Following such training, firms even report cases of reverse-escalations, with employees pre-emptively self-reporting their own behavior before they are caught by their compliance team. Using technology to assist with training is now vital as finance professionals are working from home and no longer embedded within the compliance culture.
4. The Development of Specific WFH Policies
Regulators have warned financial firms to have specific work-from-home policies and procedures in place.
When lockdowns first came into effect at the beginning of the year, the financial services industry was turned on its head. Transitioning a workforce from the office to the living room was a huge undertaking for companies that previously relied on workplace security by restricting off-site access. Firms should be applauded for how swiftly new processes were put in place to ensure employees were able to work from home whilst still adhering to regulations.

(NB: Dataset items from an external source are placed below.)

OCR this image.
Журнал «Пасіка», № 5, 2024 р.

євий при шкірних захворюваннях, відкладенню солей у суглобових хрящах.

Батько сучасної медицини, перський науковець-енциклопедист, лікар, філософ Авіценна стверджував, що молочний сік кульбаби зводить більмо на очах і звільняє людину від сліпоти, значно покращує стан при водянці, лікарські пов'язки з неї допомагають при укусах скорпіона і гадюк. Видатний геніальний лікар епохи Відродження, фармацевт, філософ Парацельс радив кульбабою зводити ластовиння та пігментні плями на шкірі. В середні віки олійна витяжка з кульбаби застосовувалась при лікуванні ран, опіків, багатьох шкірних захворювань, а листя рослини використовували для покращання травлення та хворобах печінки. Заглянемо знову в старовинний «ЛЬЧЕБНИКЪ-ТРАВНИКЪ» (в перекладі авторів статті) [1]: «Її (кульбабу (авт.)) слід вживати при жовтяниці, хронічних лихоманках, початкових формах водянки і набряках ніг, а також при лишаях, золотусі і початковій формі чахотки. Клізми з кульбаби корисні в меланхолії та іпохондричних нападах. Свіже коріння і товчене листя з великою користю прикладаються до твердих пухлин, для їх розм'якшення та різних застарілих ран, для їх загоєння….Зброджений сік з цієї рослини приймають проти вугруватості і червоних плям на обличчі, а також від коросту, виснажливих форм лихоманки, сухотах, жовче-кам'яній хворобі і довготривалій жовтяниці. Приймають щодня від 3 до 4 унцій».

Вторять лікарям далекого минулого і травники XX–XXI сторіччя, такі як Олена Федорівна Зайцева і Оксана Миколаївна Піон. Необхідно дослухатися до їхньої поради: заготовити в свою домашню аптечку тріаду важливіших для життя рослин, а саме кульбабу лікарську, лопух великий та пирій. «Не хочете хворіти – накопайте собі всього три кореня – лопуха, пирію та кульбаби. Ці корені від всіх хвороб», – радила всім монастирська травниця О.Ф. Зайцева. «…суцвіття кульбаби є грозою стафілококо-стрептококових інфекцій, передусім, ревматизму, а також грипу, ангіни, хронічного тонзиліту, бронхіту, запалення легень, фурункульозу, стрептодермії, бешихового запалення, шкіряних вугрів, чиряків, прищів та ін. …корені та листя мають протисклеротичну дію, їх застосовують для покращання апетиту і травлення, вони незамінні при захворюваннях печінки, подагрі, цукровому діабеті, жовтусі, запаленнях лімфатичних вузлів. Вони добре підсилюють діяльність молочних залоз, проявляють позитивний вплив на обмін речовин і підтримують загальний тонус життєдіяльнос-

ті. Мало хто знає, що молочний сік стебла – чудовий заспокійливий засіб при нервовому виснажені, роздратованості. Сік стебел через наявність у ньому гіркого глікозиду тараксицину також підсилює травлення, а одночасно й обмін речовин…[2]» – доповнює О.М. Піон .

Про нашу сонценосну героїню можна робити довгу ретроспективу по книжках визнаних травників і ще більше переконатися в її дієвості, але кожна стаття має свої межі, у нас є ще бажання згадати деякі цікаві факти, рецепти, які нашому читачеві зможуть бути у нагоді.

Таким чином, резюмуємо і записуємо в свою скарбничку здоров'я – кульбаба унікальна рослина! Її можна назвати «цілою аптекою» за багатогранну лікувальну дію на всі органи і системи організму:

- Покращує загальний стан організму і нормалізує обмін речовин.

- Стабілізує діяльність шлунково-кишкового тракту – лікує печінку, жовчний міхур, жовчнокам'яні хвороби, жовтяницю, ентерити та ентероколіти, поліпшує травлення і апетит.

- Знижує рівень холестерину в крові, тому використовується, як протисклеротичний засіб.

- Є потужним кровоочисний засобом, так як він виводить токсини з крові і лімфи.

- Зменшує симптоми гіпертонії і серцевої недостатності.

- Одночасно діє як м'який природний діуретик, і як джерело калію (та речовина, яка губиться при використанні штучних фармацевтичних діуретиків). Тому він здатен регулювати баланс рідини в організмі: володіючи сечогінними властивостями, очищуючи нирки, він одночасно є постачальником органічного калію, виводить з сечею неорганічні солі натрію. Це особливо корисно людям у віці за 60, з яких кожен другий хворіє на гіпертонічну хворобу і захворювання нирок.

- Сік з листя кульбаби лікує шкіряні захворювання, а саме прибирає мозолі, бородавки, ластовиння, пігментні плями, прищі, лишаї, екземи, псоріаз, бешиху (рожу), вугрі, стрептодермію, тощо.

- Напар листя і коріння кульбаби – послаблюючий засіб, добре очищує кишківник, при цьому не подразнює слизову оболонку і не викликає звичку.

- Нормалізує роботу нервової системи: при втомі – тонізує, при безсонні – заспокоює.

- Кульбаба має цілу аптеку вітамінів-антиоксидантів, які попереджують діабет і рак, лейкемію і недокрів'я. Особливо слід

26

While it is likely that there will be a return to the office in some form in 2021, it will certainly be gradual, with many employees opting for flexible working arrangements. Firms must adjust their compliance processes accordingly, ensuring that they operate seamlessly regardless of where their employees are working.
Julia Hoggett, Director of Market Oversight at the Financial Conduct Authority (FCA), says that while in the early stages of the pandemic it was not possible to implement universal levels of recording and surveillance, firms should have now overcome these challenges.
“Our expectation is that going forward, office and working-from-home arrangements should be equivalent – this is not a market for information that we wish to see be arbitraged,” Hoggett said.
Regulators want firms to demonstrate that they have taken steps to minimize the risks associated with a distributed workforce by updating policies accordingly.
With that in mind, there are four key areas that firms should evaluate:
- Assess your compliance practices, policies and procedures to ensure they address regulatory obligations for employees working from home.
- Provide suitable training related to security and applications containing sensitive information.
- Assess systems for vulnerabilities thoroughly and ensure content from all key communication channels is being ingested for analysis.
- Increase the level of engagement with supervised persons that are working remotely.